- Suis-je belle? Lui demandais-je en me regardant dans le miroir. En effet, mon corps avait beaucoup changé depuis ma grossesse.
-Tu me poses cette question plusieurs fois dans la même journée, à croire que tu n’as aucune confiance en toi.

-J’ai besoin de l’entendre, je veux être couverte de compliments. J’ai trop souvent été privé de ces petits mots. J’ai bien trop longtemps souffert de leur absence à mes oreilles. A présent, si je les entends, je serai sur la défensive. “Que veux-tu?” sera ma réplique. Petite, ma maman me berçait de ces tendres mots, mais à l’école, on m’a fait croire qu’elle mentait. Elle devait me cacher la vérité. Après tout, elle est ma maman, elle ne voulait pas me faire de mal. Nous te devons la vérité, prétendaient-ils. Nous devons réparer les torts qui t’ont été faits en te racontant de sornette pareille.

Prends un miroir et tu verras. Regarde donc ta peau, si peu raffinée, si noire, si laide. Regarde ton nez si plat, si gros. Tu nous prends tout l’oxygène. Regarde tes lèvres si grosses, si pulpeuses. Que dire de tes cheveux si raides, si courts, si négligées. Tes hanches sont trop imposantes. Tes seins sont trop volumineux. Tu es trop toi et pas assez comme nous. Tu ne coches pas les cases, tu ne rentres pas dans la boite.

D’autant plus, tu ne vois pas tes congénères dans nos séries, films si ce n’est que pour être l’opposant que tout le monde finira par détester. Tu n’es célèbre que pour être la femme en colère, amère qu’on ne comprend pas. La femme hostile, susceptible avec laquelle les pincettes sont de rigueur si tu veux la tenir en laisse. Les couvertures de magazines boudent tes semblables. Les défilés de mode te méprisent, car tu ne ressembles en aucun cas à ce modèle que nous idéalisons. Tu n’as donc rien à faire ici. Tu es meilleure pour nettoyer derrière nous, mais en aucun cas nous ne voulons te donner du pouvoir.

Plus tard, quand il fallait choisir une carrière, le coup de grâce m’a été porté.
Nous n’en avons pas fini avec toi, ont-ils ajouté. Pourquoi devrions-nous te faire confiance pour bâtir notre maison, pour nous représenter, pour nous diriger. Pourquoi devrais-tu avoir le même salaire que nous ? Pourquoi devrions-nous te traiter équitablement. Ne te bats surtout pas pour ce que tu mérites. Suis la troupe tête baissée et ne t’avise surtout pas de te plaindre.

Alors quand je te demande si je suis belle, dis-toi bien que je le suis et que je le sais.

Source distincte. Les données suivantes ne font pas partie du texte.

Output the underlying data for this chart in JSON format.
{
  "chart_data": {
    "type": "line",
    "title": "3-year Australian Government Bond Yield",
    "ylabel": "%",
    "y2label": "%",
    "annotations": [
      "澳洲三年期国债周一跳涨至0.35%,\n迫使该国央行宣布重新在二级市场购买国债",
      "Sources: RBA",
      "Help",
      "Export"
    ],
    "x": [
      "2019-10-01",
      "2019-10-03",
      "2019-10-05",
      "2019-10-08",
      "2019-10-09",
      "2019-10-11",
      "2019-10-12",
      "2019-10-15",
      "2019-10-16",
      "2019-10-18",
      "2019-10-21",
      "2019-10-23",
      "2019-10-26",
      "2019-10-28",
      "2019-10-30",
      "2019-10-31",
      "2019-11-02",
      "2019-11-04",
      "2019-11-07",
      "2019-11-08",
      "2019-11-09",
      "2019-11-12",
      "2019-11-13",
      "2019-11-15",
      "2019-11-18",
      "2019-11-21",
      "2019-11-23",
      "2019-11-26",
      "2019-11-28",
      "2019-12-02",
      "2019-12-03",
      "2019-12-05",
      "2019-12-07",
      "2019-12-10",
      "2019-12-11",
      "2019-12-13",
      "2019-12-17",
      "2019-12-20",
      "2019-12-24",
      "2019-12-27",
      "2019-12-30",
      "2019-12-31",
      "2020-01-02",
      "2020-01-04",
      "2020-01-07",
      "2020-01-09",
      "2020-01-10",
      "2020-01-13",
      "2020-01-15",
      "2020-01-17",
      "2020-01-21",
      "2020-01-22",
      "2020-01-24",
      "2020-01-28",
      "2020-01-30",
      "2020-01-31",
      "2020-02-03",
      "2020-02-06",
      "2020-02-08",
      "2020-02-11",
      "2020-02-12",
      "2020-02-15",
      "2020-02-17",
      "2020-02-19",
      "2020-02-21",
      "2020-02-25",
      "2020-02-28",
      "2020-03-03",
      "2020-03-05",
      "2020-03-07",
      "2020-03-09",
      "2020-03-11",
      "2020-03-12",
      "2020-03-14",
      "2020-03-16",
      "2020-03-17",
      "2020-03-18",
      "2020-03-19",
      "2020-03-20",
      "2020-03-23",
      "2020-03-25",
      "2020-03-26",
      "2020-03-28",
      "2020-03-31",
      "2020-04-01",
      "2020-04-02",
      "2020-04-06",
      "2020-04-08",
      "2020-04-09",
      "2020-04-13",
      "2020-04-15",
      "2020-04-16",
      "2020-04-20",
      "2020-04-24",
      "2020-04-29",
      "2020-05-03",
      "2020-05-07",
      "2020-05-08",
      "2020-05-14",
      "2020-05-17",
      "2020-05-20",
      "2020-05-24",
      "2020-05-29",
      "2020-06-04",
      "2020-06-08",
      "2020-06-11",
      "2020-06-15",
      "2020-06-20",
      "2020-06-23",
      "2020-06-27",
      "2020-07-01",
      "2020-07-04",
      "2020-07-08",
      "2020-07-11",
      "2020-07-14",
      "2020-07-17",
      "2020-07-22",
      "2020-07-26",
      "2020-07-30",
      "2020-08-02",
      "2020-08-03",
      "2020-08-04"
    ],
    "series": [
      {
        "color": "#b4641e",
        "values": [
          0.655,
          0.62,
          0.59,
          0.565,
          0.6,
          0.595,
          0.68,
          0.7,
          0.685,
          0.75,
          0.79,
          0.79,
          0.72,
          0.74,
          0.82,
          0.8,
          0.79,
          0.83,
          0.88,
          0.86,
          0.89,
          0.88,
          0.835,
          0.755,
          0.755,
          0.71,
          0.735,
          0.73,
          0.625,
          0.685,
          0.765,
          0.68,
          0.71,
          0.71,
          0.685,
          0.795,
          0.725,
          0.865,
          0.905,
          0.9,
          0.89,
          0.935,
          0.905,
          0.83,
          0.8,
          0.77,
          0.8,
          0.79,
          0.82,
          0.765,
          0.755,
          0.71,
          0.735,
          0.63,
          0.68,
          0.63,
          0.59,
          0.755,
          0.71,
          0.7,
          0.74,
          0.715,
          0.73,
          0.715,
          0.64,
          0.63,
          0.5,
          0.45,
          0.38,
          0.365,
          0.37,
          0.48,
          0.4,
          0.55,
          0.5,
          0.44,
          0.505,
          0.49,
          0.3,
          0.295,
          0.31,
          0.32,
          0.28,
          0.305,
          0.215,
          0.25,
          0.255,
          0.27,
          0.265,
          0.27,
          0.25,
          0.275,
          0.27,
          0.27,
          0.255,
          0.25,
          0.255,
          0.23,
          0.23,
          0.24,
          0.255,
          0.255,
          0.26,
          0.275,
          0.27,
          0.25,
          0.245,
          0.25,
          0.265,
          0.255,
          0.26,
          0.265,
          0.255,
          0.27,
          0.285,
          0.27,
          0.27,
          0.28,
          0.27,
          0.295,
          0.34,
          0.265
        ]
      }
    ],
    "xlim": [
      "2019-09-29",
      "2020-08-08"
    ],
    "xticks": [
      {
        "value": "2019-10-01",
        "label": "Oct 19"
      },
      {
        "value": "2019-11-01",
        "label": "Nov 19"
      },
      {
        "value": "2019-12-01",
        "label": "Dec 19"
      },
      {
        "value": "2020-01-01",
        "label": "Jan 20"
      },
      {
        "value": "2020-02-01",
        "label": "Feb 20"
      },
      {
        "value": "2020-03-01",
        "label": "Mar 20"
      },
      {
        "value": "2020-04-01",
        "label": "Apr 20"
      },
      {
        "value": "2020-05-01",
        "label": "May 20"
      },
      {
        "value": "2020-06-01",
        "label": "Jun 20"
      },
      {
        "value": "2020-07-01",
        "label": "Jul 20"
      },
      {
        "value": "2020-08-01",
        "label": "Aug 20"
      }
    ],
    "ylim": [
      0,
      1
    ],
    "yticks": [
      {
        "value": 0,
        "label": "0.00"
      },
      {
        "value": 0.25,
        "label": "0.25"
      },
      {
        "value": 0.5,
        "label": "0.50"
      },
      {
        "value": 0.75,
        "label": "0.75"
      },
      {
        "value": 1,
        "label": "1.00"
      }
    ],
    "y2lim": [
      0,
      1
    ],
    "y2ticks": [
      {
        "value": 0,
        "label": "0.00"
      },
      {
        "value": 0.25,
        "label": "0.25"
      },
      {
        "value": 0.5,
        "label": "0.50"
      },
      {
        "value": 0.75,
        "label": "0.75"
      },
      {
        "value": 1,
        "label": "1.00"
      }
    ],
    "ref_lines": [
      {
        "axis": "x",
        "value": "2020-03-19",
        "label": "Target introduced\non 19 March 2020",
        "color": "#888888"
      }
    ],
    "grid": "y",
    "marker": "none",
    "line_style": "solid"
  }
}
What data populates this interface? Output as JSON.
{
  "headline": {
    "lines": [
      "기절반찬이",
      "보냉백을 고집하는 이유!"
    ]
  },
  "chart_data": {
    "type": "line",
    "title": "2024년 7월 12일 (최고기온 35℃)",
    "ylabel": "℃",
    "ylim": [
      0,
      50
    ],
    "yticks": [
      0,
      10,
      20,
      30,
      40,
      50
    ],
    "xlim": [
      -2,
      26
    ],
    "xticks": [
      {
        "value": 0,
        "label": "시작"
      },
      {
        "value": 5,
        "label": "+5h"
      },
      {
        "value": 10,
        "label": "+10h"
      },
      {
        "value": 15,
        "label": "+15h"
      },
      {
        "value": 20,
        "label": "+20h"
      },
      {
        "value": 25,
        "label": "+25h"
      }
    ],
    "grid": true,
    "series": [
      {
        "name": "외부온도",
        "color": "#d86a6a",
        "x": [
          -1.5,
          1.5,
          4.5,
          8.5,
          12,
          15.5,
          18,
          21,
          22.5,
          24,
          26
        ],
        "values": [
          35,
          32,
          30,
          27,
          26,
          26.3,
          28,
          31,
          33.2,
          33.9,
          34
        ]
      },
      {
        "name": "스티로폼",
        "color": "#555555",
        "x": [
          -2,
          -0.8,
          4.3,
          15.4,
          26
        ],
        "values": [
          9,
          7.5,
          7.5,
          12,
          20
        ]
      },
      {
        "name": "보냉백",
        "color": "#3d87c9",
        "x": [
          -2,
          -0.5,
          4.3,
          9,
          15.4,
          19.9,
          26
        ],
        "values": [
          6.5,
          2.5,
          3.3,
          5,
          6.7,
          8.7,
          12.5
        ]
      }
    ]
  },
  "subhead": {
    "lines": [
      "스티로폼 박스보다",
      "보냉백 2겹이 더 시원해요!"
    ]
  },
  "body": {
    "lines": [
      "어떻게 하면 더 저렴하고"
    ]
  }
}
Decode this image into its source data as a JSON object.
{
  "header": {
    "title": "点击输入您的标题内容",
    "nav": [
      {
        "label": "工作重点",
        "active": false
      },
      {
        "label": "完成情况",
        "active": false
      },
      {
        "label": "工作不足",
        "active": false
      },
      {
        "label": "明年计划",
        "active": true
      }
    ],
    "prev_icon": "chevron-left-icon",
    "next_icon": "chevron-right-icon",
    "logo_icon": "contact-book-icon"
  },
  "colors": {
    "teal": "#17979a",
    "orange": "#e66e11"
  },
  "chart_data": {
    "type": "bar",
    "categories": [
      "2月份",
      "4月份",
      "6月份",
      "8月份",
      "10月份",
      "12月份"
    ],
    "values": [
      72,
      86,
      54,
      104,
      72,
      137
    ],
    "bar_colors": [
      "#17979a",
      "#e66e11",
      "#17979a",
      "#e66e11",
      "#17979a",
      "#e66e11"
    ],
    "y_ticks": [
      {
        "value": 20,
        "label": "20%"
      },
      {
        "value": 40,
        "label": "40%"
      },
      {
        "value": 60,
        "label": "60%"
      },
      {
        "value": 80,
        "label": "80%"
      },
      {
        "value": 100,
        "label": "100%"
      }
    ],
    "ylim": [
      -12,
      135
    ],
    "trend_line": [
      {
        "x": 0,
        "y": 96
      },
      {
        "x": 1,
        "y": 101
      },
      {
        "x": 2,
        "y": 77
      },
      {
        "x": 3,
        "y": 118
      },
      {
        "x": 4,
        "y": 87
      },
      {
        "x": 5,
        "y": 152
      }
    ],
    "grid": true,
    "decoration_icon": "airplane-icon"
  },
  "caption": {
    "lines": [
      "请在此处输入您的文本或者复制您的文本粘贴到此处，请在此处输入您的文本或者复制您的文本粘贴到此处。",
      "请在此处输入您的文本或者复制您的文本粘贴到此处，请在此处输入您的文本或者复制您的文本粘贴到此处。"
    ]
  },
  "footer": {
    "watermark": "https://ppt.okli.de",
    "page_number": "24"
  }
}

Je n’ai aucun doute à ce sujet. Je veux me sentir valoriser, aimer. On m’a trop longtemps fait croire que j’étais laide, que je n’étais pas assez, que je n’étais pas digne d’amour. Avant que je ne réalise que la beauté et moi, nous ne faisions qu’un. J’ai dû créer ma place, car je ne rentrais nulle part. Je suis unique, parfaite, magnifique. Et cela m’a pris un temps fou.
« Elle le saura aussi et n’en doutera jamais » me suis-je dit intérieurement, en caressant doucement mon gros ventre.